這聲音感嘆與其說是感嘆,倒不如說是失望,讓他失望的是不但普通的勳臣沒有弄清楚自己的位置,就是張煌言也沒有弄清楚。
“可文官也有公士,現在又多了太平紳士。而且他們考慮的是將來,戰時授予的勳士,本身就有比例的限制,平時的比例更小,每年授予的不過只有數十人。如若這太平紳士再盡由地方士紳壟斷,只恐長久下去,士重勳輕的局面,勢必不可避免。”

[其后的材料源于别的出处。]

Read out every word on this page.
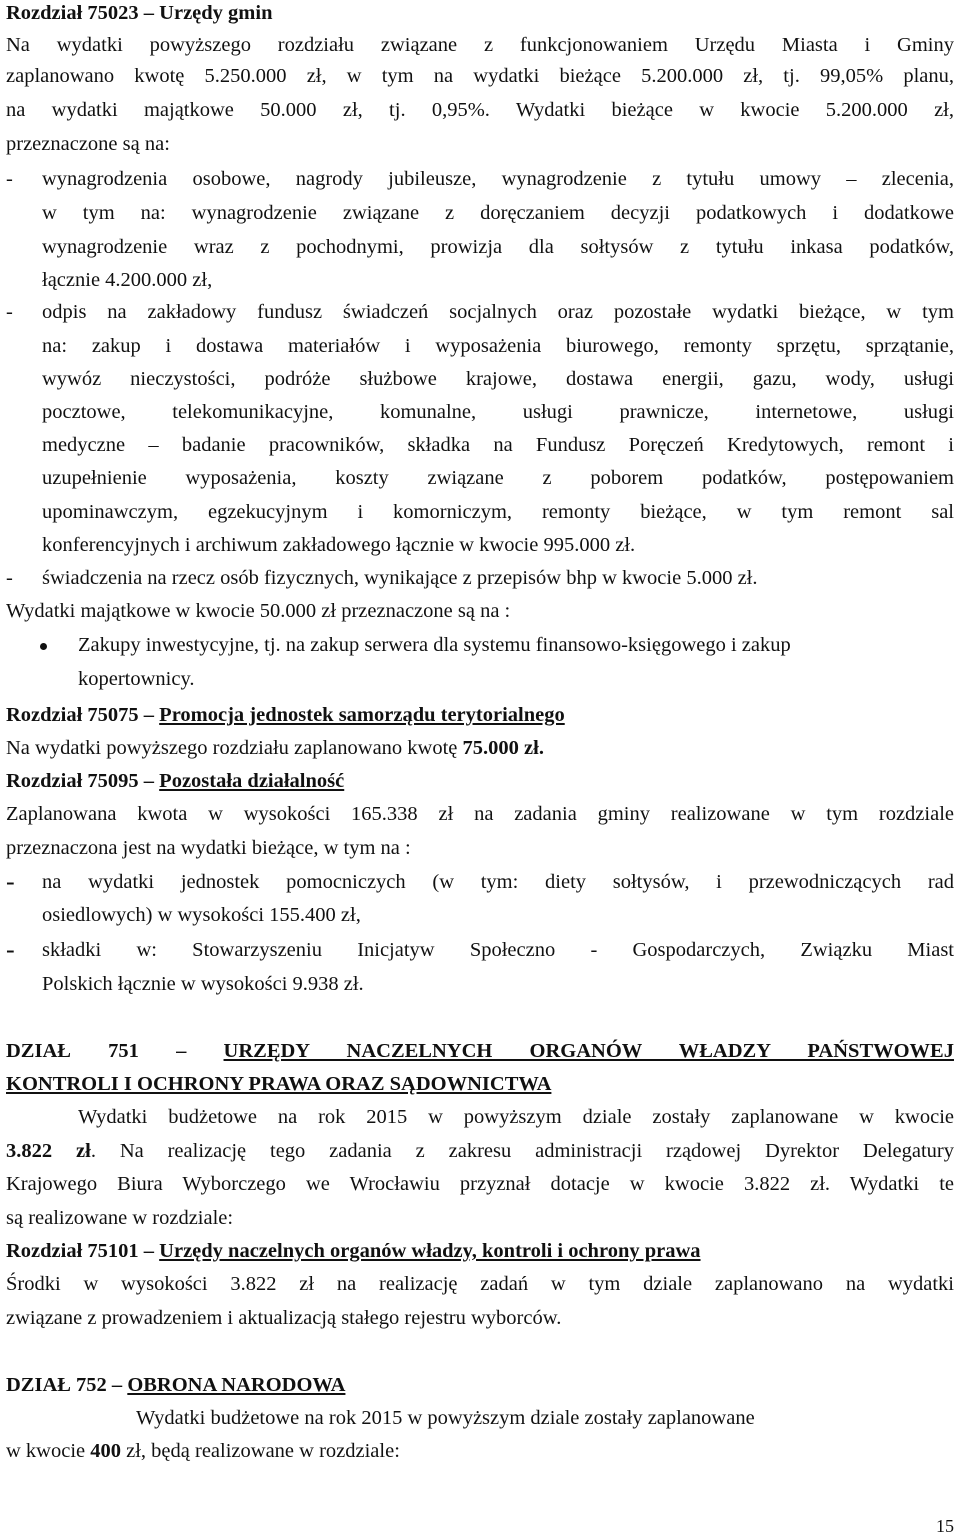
Rozdział 75023 – Urzędy gmin
Na wydatki powyższego rozdziału związane z funkcjonowaniem Urzędu Miasta i Gminy
zaplanowano kwotę 5.250.000 zł, w tym na wydatki bieżące 5.200.000 zł, tj. 99,05% planu,
na wydatki majątkowe 50.000 zł, tj. 0,95%. Wydatki bieżące w kwocie 5.200.000 zł,
przeznaczone są na:
- wynagrodzenia osobowe, nagrody jubileusze, wynagrodzenie z tytułu umowy – zlecenia,
w tym na: wynagrodzenie związane z doręczaniem decyzji podatkowych i dodatkowe
wynagrodzenie wraz z pochodnymi, prowizja dla sołtysów z tytułu inkasa podatków,
łącznie 4.200.000 zł,
- odpis na zakładowy fundusz świadczeń socjalnych oraz pozostałe wydatki bieżące, w tym
na: zakup i dostawa materiałów i wyposażenia biurowego, remonty sprzętu, sprzątanie,
wywóz nieczystości, podróże służbowe krajowe, dostawa energii, gazu, wody, usługi
pocztowe, telekomunikacyjne, komunalne, usługi prawnicze, internetowe, usługi
medyczne – badanie pracowników, składka na Fundusz Poręczeń Kredytowych, remont i
uzupełnienie wyposażenia, koszty związane z poborem podatków, postępowaniem
upominawczym, egzekucyjnym i komorniczym, remonty bieżące, w tym remont sal
konferencyjnych i archiwum zakładowego łącznie w kwocie 995.000 zł.
- świadczenia na rzecz osób fizycznych, wynikające z przepisów bhp w kwocie 5.000 zł.
Wydatki majątkowe w kwocie 50.000 zł przeznaczone są na :
Zakupy inwestycyjne, tj. na zakup serwera dla systemu finansowo-księgowego i zakup
kopertownicy.
Rozdział 75075 – Promocja jednostek samorządu terytorialnego
Na wydatki powyższego rozdziału zaplanowano kwotę 75.000 zł.
Rozdział 75095 – Pozostała działalność
Zaplanowana kwota w wysokości 165.338 zł na zadania gminy realizowane w tym rozdziale
przeznaczona jest na wydatki bieżące, w tym na :
- na wydatki jednostek pomocniczych (w tym: diety sołtysów, i przewodniczących rad
osiedlowych) w wysokości 155.400 zł,
- składki w: Stowarzyszeniu Inicjatyw Społeczno - Gospodarczych, Związku Miast
Polskich łącznie w wysokości 9.938 zł.
DZIAŁ 751 – URZĘDY NACZELNYCH ORGANÓW WŁADZY PAŃSTWOWEJ
KONTROLI I OCHRONY PRAWA ORAZ SĄDOWNICTWA
Wydatki budżetowe na rok 2015 w powyższym dziale zostały zaplanowane w kwocie
3.822 zł. Na realizację tego zadania z zakresu administracji rządowej Dyrektor Delegatury
Krajowego Biura Wyborczego we Wrocławiu przyznał dotacje w kwocie 3.822 zł. Wydatki te
są realizowane w rozdziale:
Rozdział 75101 – Urzędy naczelnych organów władzy, kontroli i ochrony prawa
Środki w wysokości 3.822 zł na realizację zadań w tym dziale zaplanowano na wydatki
związane z prowadzeniem i aktualizacją stałego rejestru wyborców.
DZIAŁ 752 – OBRONA NARODOWA
Wydatki budżetowe na rok 2015 w powyższym dziale zostały zaplanowane
w kwocie 400 zł, będą realizowane w rozdziale:
15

儘管張煌言的話語似乎帶著對未來的擔憂,但朱明忠並沒有回答他,而是反問道。
“忠義公,那麼他們是不是覺得,在鄉軍人作一件善事,就相當於普通士紳做十件善事?”
“當然不是,陛下,他們希望至少能一定的比例……”
“道理不還是一樣嗎?”
搖搖頭,朱明忠說道。
“如果給他們比例上的照顧,那就是對絕大多數人的不同,軍也好,民也罷,都是朕的子民,朕是一率平等對待,這“太平紳士”本身就是為了表彰熱心公益事業計程車紳百姓,又豈能因為身份不同,而區別對待?”
看到兒子的魚浮動了下,朱明忠便笑著對兒子說道。
“和圻,你那魚上鉤了。”
在看著朱和圻把魚拉上岸放入網中的時候,朱明忠又對張煌言說道。
“況且,蒼水,你告訴朕,這熱衷於公益善事的往往都是什麼人?是尋常百姓?還是小康之家?”

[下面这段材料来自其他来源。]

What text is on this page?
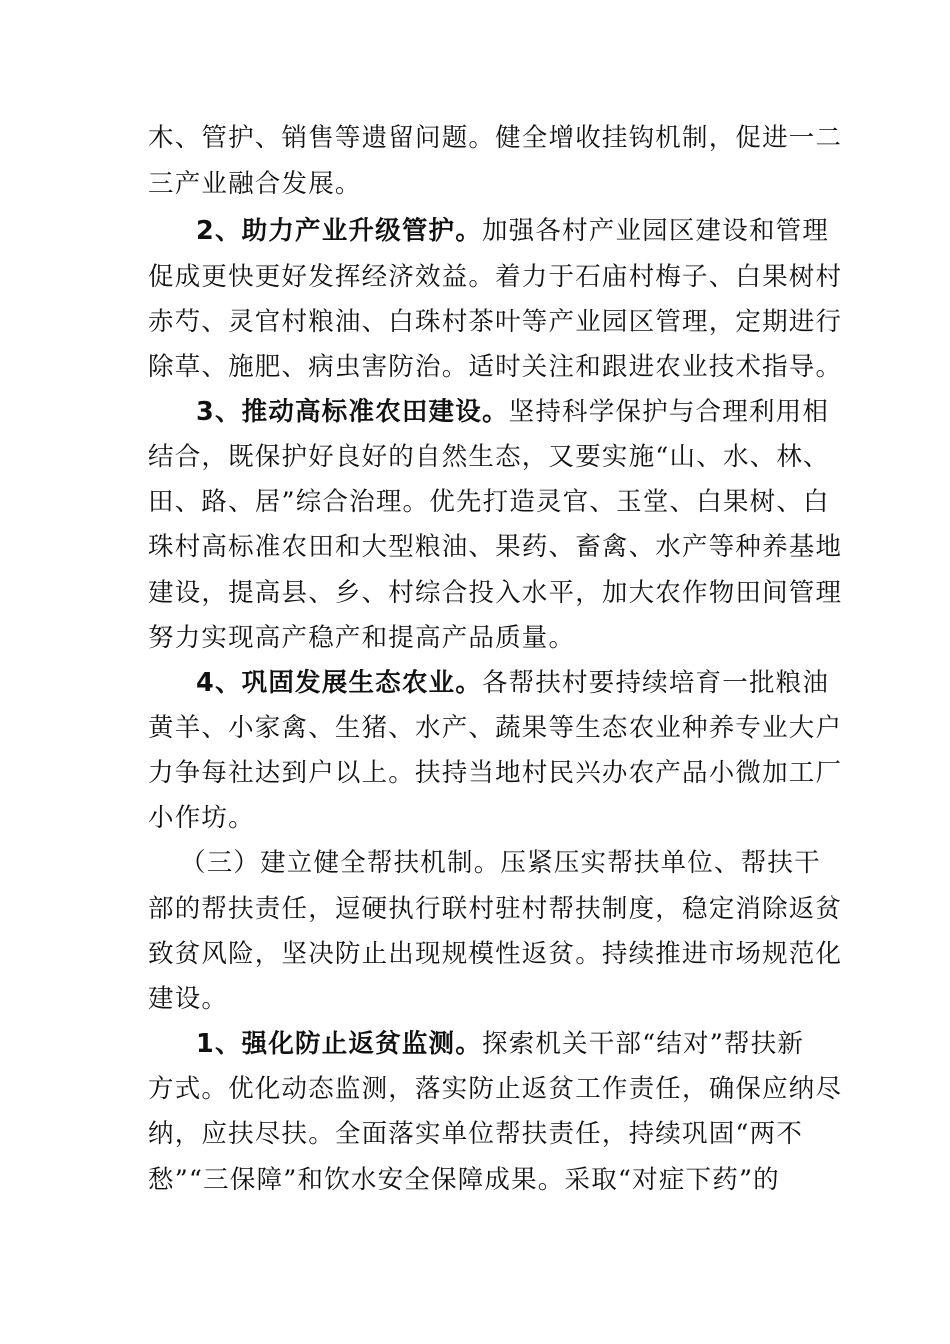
木、管护、销售等遗留问题。健全增收挂钩机制，促进一二
三产业融合发展。
2、助力产业升级管护。加强各村产业园区建设和管理
促成更快更好发挥经济效益。着力于石庙村梅子、白果树村
赤芍、灵官村粮油、白珠村茶叶等产业园区管理，定期进行
除草、施肥、病虫害防治。适时关注和跟进农业技术指导。
3、推动高标准农田建设。坚持科学保护与合理利用相
结合，既保护好良好的自然生态，又要实施“山、水、林、
田、路、居”综合治理。优先打造灵官、玉堂、白果树、白
珠村高标准农田和大型粮油、果药、畜禽、水产等种养基地
建设，提高县、乡、村综合投入水平，加大农作物田间管理
努力实现高产稳产和提高产品质量。
4、巩固发展生态农业。各帮扶村要持续培育一批粮油
黄羊、小家禽、生猪、水产、蔬果等生态农业种养专业大户
力争每社达到户以上。扶持当地村民兴办农产品小微加工厂
小作坊。
（三）建立健全帮扶机制。压紧压实帮扶单位、帮扶干
部的帮扶责任，逗硬执行联村驻村帮扶制度，稳定消除返贫
致贫风险，坚决防止出现规模性返贫。持续推进市场规范化
建设。
1、强化防止返贫监测。探索机关干部“结对”帮扶新
方式。优化动态监测，落实防止返贫工作责任，确保应纳尽
纳，应扶尽扶。全面落实单位帮扶责任，持续巩固“两不
愁”“三保障”和饮水安全保障成果。采取“对症下药”的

“陛下,大抵上也是地方士紳之家,尋常百姓即便是有心,往往而力不足。”
如此回答陛下的同時,他又補充道。
“但聖人亦言勿以善小而不為,這尋常百姓往往亦是積小善而為大善。”
“確實如此,但是歸根結底,普通小康之家,每到週末去聖廟的時候,捐出幾文錢,就已經足夠,所圖者為心安,而士紳於鄉間修橋、鋪路、助學,所圖的一是為了自己便利,至於這二嘛,也就是為了名。而所謂“太平紳士”歸根結底,也就是名,是頭銜,其為人所珍惜、看重,不在於權責,而在於不易得到,越是不容易得到的,往往大家就會越發珍惜。但是,還有一個因素,就是要公平,如果不公,勢必會引起人們的反感,最後所謂的“頭銜”就會成無用的廢物,到時候,損傷的可不僅僅是士紳的熱情了……況且,這“太平紳士”還是重建建立士紳與皇家聯絡的一個紐帶!”